Тут у нас разговор глубже зарывался.

– Не довольно ли, ваше благородие, буржуазов потешать? Наше горе им в смех да в радость.

– За богом молитва, за родиной служба не пропадет.

– Надоели нам эти песни. Воевать солдат больше не хочет. Довольно. Домой.

Начальники свое:

– Расея наша мать.

Мы:

– Домой.

Они знай долдонят:

– Геройство, лавры, долг…

А мы:

– Домой.

Они:

– Честь русского оружия.

Мы в упор:

– Хрен с ней, и с честью-то, – говорим, – домой, домой и домой!

– Присягу давали?

– Эх, крыть нам нечем, верно, давали… – И какая стерва выдумала эту самую присягу на нашу погибель?
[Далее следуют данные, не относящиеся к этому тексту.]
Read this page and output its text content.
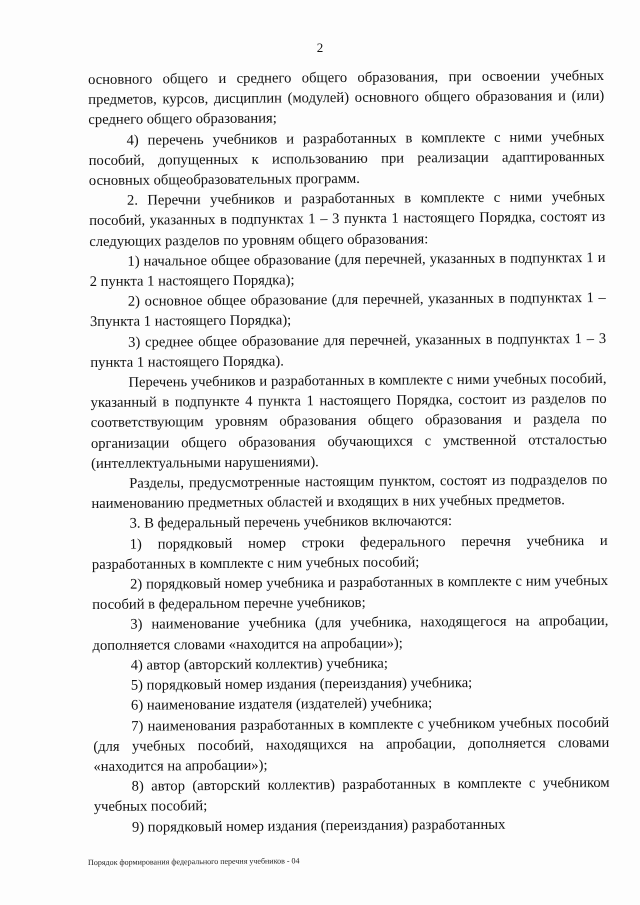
2

основного общего и среднего общего образования, при освоении учебных предметов, курсов, дисциплин (модулей) основного общего образования и (или) среднего общего образования;

4) перечень учебников и разработанных в комплекте с ними учебных пособий, допущенных к использованию при реализации адаптированных основных общеобразовательных программ.

2. Перечни учебников и разработанных в комплекте с ними учебных пособий, указанных в подпунктах 1 – 3 пункта 1 настоящего Порядка, состоят из следующих разделов по уровням общего образования:

1) начальное общее образование (для перечней, указанных в подпунктах 1 и 2 пункта 1 настоящего Порядка);

2) основное общее образование (для перечней, указанных в подпунктах 1 – 3пункта 1 настоящего Порядка);

3) среднее общее образование для перечней, указанных в подпунктах 1 – 3 пункта 1 настоящего Порядка).

Перечень учебников и разработанных в комплекте с ними учебных пособий, указанный в подпункте 4 пункта 1 настоящего Порядка, состоит из разделов по соответствующим уровням образования общего образования и раздела по организации общего образования обучающихся с умственной отсталостью (интеллектуальными нарушениями).

Разделы, предусмотренные настоящим пунктом, состоят из подразделов по наименованию предметных областей и входящих в них учебных предметов.

3. В федеральный перечень учебников включаются:

1) порядковый номер строки федерального перечня учебника и разработанных в комплекте с ним учебных пособий;

2) порядковый номер учебника и разработанных в комплекте с ним учебных пособий в федеральном перечне учебников;

3) наименование учебника (для учебника, находящегося на апробации, дополняется словами «находится на апробации»);

4) автор (авторский коллектив) учебника;

5) порядковый номер издания (переиздания) учебника;

6) наименование издателя (издателей) учебника;

7) наименования разработанных в комплекте с учебником учебных пособий (для учебных пособий, находящихся на апробации, дополняется словами «находится на апробации»);

8) автор (авторский коллектив) разработанных в комплекте с учебником учебных пособий;

9) порядковый номер издания (переиздания) разработанных

Порядок формирования федерального перечня учебников - 04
Оно хотя крыть и нечем, а к офицерству стали мы маленько остывать.

С горя, с досады удумали с соседними частями связаться. Набралось нас сколько-то товарищей, приходим в 132-й Стрелковый. Жарко, тошно. Солдаты и тут в нижних рубашках, распояской гуляют, а которые босиком и без фуражек.

– Где у вас комитет, землячок?

– Купаться ушли, а председатель в штабе дежурит.

Вваливаемся в штаб.

Председатель комитета, Ян Серомах, с засученными по локоть рукавами, брился стеклом перед облупленным зеркальцем, стекло о кирпич точил.

– Рассказывай, председатель, какие у вас дела?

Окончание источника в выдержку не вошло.